Border to Coast Pensions Partnership gestisce attualmente quasi 120 miliardi di sterline di patrimonio per conto di circa due milioni di persone che lavorano negli enti locali. Nel 2024 e all’inizio del 2025, Border to Coast ha acquistato obbligazioni governative israeliane per un valore di 29,2 milioni di dollari, tramite due operazioni effettuate per suo conto da una società di gestione patrimoniale con sede negli Stati Uniti. Ma la società ha ceduto le obbligazioni pochi mesi dopo il secondo acquisto e si è rifiutata di spiegarne pubblicamente il motivo. Un’indagine di Mee spiega che per Israele, queste emissioni sono state cruciali per finanziare le guerre a Gaza, in Libano e altrove, e l’interesse per tali obbligazioni è rimasto elevato. Un altro fondo pensione, il London Collective Investment Vehicle per i dipendenti degli enti locali della capitale, ha venduto obbligazioni israeliane per 6,7 milioni di sterline (9 milioni di dollari) nel 2024, ma ha continuato a subire pressioni da parte degli attivisti per altri investimenti legati a Israele. In ogni caso, l’istituzione ha ceduto le proprie quote e si è rifiutata di spiegarne il motivo citando in modo criptico la “gestione del rischio finanziario”. I risultati provengono da un set di dati esclusivo condiviso con Middle East Eye.

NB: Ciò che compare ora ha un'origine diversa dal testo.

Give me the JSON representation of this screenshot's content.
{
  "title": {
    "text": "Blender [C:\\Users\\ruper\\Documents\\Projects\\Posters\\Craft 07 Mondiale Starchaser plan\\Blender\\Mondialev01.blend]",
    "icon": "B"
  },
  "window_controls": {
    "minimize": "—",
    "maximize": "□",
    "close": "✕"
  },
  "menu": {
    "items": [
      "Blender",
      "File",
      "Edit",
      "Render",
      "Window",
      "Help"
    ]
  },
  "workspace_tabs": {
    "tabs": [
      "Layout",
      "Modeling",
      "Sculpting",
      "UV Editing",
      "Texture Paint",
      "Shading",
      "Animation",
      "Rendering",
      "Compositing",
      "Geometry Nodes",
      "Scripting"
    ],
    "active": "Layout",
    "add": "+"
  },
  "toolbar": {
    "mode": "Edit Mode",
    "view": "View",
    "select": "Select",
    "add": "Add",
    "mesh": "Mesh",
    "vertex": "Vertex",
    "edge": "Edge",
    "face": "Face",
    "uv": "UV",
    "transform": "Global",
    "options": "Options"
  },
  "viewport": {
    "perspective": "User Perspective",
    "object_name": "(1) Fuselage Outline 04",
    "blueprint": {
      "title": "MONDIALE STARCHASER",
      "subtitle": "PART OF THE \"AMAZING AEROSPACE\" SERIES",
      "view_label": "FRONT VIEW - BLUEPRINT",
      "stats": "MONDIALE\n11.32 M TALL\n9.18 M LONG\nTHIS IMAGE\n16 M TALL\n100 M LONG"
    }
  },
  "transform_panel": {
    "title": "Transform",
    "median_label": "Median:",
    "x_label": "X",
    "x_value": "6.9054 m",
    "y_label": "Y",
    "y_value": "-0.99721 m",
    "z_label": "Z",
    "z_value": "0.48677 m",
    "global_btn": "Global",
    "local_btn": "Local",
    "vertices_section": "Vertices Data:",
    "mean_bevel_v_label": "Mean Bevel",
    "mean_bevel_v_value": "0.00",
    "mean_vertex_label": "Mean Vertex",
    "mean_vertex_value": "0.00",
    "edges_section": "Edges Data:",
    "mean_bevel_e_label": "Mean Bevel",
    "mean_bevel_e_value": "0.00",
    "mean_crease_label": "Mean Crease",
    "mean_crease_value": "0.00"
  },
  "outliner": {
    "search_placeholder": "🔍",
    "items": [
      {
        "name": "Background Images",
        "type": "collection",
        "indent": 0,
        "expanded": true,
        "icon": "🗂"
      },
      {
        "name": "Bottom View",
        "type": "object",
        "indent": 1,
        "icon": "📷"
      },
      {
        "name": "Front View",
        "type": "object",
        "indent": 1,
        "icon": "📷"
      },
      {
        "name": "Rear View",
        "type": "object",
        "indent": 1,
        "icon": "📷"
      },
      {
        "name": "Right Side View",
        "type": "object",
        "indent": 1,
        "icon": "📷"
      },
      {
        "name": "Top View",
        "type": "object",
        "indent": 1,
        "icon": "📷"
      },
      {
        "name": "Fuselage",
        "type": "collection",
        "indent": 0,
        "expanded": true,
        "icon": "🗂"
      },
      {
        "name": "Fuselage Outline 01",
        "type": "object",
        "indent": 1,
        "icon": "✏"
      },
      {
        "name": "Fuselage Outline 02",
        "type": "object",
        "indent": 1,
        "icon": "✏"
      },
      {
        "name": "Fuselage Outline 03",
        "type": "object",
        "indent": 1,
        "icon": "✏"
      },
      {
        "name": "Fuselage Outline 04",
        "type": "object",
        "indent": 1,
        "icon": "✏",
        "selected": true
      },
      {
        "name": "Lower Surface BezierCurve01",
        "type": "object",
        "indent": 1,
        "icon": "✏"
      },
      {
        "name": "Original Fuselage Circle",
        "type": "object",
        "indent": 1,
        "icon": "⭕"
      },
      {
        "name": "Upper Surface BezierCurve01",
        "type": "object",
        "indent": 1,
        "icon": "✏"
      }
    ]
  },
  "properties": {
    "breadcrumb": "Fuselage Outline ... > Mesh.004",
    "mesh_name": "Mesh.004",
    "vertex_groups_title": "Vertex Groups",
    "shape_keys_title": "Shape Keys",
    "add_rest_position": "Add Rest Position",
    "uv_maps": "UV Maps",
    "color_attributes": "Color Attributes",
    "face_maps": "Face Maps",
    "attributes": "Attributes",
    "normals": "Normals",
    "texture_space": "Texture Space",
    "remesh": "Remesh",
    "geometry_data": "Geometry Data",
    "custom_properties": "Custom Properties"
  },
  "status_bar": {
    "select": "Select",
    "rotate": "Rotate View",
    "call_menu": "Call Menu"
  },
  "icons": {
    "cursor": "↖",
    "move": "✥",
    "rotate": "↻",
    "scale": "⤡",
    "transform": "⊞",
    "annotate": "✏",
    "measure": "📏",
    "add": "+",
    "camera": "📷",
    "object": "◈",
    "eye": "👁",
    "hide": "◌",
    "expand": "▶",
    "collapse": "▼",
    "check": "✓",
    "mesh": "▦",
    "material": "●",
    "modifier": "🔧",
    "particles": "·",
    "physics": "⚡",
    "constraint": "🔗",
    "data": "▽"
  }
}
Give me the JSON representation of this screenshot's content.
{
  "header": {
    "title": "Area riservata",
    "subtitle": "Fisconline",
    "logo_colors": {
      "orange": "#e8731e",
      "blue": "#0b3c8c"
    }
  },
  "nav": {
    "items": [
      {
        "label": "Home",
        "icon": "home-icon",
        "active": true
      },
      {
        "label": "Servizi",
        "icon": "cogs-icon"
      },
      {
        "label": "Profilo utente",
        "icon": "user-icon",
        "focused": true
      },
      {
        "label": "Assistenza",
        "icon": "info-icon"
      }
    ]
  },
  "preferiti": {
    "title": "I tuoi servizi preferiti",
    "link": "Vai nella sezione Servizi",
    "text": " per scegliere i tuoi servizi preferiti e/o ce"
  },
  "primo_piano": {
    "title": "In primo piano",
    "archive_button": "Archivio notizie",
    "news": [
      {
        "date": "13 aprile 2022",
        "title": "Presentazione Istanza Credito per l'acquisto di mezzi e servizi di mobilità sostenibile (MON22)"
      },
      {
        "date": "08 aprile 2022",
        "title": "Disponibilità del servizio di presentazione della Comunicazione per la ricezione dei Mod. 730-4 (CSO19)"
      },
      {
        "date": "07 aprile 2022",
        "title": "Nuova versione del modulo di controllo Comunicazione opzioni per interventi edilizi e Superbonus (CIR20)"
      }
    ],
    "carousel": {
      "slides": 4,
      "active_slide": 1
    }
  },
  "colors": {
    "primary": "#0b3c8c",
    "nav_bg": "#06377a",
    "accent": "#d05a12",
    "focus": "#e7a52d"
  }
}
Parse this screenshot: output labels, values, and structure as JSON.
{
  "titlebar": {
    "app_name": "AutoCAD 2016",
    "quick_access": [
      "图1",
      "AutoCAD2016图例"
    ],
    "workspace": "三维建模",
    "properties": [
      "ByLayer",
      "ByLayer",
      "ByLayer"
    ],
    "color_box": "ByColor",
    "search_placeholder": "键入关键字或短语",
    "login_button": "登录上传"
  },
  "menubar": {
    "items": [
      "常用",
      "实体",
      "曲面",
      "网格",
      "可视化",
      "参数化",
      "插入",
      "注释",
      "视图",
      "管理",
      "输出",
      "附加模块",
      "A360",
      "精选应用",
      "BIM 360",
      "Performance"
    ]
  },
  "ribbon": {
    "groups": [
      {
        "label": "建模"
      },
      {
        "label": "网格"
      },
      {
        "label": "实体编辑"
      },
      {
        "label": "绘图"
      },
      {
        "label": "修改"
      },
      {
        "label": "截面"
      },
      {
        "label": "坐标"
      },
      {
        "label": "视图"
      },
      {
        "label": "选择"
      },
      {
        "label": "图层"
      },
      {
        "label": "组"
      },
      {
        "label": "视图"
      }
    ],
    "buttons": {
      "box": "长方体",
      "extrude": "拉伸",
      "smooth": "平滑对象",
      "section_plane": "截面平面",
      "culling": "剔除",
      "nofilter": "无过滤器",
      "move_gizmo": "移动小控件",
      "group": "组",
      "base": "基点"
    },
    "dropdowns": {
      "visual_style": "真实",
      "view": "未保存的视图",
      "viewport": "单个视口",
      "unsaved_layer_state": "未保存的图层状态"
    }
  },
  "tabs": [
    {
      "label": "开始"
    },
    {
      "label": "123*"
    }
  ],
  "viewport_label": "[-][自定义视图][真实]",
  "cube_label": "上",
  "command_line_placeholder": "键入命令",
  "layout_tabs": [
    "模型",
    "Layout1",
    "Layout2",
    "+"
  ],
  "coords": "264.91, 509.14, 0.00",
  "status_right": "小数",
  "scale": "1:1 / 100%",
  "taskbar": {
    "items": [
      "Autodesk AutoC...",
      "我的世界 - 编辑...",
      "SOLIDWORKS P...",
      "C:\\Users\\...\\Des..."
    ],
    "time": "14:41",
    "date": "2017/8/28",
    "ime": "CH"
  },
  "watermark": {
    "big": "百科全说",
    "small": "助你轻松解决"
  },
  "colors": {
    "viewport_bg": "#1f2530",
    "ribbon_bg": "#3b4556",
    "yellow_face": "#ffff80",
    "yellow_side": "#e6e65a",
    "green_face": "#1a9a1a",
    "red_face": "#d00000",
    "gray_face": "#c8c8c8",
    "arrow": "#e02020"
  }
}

Con acquisti totali pari a 29,2 milioni di dollari in questo periodo, Border to Coast si è affermata come il maggiore acquirente di obbligazioni israeliane tra gli enti pubblici britannici presenti nel set di dati. Si è inoltre classificata come la terza maggiore acquisizione mai realizzata da un investitore britannico, dopo i colossi Aviva e Hsbc. Interpellato da Mee, un portavoce di Border to Coast ha accennato ai rischi Esg presentati dalle obbligazioni israeliane: “Continuiamo a monitorare l’impat to del conflitto tra Israele e Gaza sui portafogli di investimento, in linea con la nostra valutazione delle questioni Esg e le nostre politiche di investimento responsabile”. La vendita di obbligazioni israeliane da parte di Border to Coast è avvenuta in un momento in cui la pressione sugli istituti finanziari nel Regno Unito e in Europa si stava intensificando in modo più generalizzato. Ad agosto, il Fondo pensionistico governativo norvegese Global ha disinvestito da 11 società israeliane e successivamente ha escluso Caterpillar e cinque banche israeliane a causa dei loro legami con gli insediamenti e la distruzione di proprietà palestinesi. A settembre, la Banca Centrale d’Irlanda ha rinunciato ad approvare i prospetti informativi delle obbligazioni israeliane. Nello stesso mese, in Danimarca, un fondo pensione di accademici ha formalmente escluso Israele e le società controllate dallo Stato israeliano.